I know using Schroder bernstein theorem, it is easy to see that the cardinality of the union must be equal to the cardinality of reals. But without using it, how should this be proved?
I have an idea:
[0,1) has the same cardinality as that of reals. Similarly, [1,2) has the same cardinality as reals. Similarly a semi-open interval [n,n+1) has the same cardinality and they are all disjoint. So, can I combine them and simply say that their cardinality is equal to reals? Is this correct. I am looking at a more formal proof along this line.
 A: Map one of the sets to
$(-\infty, 0)$,
one to
$[0, 1]$,
and one to
$(1, \infty)$.
(added as requested)
Therefore,
each element of 
each of these sets
gets mapped into
a unique real,
so the cardinality of their union
is that of the reals.
A: One (extreme) option is to use the Axiom of Choice to prove that $\kappa+\lambda=\max\{\kappa,\lambda\}$ when at least one of $\kappa$ or $\lambda$ are infinite cardinals.  From this, it follows that given $A$ and $B$ disjoint sets with $|A|=|B|=|\mathbb{R}|$ that
$$|A|+|B|=\max\{|A|,|B|\}=\max\{|\mathbb{R}|,|\mathbb{R}|\}=|\mathbb{R}|$$
More generally, given any family $\mathcal{A}$ whose elements have cardinality of the continuum and where $|\mathcal{A}|\leq 2^{\aleph_0}$, then
$$\left|\coprod_{A\in \mathcal{A}}{A}\right|=\sum_{A\in \mathcal{A}}{|A|}=\sum_{A\in \mathcal{A}}{2^{\aleph_0}}=|\mathcal{A}|\cdot 2^{\aleph_0}=2^{\aleph_0}$$
using the related fact that $\kappa\cdot \lambda=\max\{\kappa,\lambda\}$ when at least one of $\kappa$ or $\lambda$ are infinite cardinals.

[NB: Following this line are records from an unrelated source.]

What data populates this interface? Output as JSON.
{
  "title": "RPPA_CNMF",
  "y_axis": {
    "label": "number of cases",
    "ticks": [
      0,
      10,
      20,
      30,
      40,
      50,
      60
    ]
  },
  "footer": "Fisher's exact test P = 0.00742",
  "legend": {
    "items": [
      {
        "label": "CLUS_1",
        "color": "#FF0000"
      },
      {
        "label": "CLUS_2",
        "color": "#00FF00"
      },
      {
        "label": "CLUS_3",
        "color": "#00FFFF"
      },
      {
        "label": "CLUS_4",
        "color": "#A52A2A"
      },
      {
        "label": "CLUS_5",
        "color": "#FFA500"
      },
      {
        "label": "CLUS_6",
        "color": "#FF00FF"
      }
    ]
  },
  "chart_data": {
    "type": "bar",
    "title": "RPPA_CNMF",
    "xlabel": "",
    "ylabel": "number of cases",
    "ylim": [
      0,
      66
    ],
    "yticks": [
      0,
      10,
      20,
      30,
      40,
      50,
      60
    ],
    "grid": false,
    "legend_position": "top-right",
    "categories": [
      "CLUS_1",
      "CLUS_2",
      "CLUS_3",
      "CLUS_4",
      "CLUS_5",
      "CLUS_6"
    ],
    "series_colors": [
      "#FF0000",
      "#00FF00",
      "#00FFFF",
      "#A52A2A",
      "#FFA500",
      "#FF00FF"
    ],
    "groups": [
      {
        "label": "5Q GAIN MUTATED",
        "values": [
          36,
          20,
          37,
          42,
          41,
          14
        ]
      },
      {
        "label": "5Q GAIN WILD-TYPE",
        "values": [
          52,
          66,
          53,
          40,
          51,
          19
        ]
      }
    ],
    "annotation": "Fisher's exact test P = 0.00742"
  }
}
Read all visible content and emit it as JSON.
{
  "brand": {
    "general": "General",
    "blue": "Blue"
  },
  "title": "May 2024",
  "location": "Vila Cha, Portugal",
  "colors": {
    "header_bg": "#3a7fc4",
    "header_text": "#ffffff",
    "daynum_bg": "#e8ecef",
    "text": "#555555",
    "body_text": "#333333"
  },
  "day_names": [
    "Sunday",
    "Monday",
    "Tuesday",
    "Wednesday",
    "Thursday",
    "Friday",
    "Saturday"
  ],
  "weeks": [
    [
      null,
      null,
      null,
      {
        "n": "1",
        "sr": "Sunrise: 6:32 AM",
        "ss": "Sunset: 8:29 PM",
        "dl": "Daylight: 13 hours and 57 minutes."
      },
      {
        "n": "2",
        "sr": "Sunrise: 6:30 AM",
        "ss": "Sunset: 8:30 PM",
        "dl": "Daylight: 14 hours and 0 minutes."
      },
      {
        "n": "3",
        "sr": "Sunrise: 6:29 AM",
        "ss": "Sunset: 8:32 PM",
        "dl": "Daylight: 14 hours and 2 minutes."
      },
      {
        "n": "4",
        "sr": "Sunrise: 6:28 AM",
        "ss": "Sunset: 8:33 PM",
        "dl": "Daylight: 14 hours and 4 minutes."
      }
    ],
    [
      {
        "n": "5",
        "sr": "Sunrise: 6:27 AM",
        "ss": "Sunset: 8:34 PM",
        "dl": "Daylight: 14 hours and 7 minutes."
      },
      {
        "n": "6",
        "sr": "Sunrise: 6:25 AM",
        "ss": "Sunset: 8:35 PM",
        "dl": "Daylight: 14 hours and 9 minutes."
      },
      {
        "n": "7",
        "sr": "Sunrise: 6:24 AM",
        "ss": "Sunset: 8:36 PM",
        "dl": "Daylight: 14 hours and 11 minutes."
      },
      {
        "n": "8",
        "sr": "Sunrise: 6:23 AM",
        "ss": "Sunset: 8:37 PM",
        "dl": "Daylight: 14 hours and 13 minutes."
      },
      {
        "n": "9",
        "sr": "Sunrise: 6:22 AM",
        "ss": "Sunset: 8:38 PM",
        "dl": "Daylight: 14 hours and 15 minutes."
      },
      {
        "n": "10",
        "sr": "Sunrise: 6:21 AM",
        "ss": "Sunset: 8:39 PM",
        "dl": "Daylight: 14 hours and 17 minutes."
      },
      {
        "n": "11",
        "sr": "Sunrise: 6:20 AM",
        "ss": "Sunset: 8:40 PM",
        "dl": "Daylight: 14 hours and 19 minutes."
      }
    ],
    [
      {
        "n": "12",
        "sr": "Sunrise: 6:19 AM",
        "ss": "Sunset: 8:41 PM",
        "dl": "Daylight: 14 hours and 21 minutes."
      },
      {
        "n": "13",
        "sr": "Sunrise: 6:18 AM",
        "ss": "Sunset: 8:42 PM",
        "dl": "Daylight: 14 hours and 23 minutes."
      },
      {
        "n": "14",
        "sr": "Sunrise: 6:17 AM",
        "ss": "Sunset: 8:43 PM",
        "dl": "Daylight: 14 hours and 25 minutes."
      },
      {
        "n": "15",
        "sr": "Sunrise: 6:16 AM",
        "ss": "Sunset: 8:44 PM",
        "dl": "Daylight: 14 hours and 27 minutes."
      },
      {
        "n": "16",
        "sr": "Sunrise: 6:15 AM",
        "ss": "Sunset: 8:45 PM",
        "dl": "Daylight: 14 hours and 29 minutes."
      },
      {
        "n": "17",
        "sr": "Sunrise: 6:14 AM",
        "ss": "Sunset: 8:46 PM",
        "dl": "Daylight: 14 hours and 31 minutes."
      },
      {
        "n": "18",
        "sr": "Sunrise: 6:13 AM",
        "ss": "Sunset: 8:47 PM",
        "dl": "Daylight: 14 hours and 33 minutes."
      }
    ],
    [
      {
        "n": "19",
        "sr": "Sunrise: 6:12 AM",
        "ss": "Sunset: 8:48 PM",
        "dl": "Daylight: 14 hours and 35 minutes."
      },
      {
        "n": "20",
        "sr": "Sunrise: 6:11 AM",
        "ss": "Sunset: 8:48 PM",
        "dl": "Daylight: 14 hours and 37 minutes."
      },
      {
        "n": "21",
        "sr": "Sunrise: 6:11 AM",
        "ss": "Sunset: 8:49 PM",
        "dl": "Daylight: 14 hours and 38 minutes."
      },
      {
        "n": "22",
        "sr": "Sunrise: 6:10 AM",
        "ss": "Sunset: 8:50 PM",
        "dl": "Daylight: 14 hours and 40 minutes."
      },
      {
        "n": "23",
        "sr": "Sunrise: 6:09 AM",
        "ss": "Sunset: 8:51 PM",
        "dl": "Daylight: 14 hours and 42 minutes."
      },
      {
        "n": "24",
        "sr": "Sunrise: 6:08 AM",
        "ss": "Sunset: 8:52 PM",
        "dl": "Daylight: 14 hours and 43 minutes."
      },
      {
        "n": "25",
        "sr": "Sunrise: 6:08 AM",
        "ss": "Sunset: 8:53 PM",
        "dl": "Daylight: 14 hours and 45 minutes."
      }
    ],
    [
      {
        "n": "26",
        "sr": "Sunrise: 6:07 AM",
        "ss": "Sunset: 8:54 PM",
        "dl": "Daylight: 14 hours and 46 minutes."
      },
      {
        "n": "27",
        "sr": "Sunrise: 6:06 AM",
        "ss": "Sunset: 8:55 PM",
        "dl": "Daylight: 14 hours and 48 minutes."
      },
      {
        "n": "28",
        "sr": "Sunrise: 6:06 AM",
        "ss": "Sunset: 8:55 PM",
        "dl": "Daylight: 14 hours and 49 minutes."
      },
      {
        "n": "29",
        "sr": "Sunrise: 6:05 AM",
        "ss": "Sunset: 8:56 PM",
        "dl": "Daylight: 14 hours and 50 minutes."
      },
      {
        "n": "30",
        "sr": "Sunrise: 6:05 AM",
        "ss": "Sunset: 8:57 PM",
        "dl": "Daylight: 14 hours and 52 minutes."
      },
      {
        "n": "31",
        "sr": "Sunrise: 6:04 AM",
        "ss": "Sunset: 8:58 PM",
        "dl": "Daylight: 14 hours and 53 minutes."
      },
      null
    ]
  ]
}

When $|\mathcal{A}|>2^{\aleph_0}$, the result no longer holds true, for then 
$$\left|\coprod_{A\in \mathcal{A}}{A}\right|=\sum_{A\in \mathcal{A}}{|A|}=\sum_{A\in \mathcal{A}}{2^{\aleph_0}}=|\mathcal{A}|\cdot 2^{\aleph_0}=|\mathcal{A}|$$
A: If you have $2^{\mathbb{R}}$ disjoint sets with at least 1 element then their union will have a cardinality of at least $2^{\mathbb{R}}$.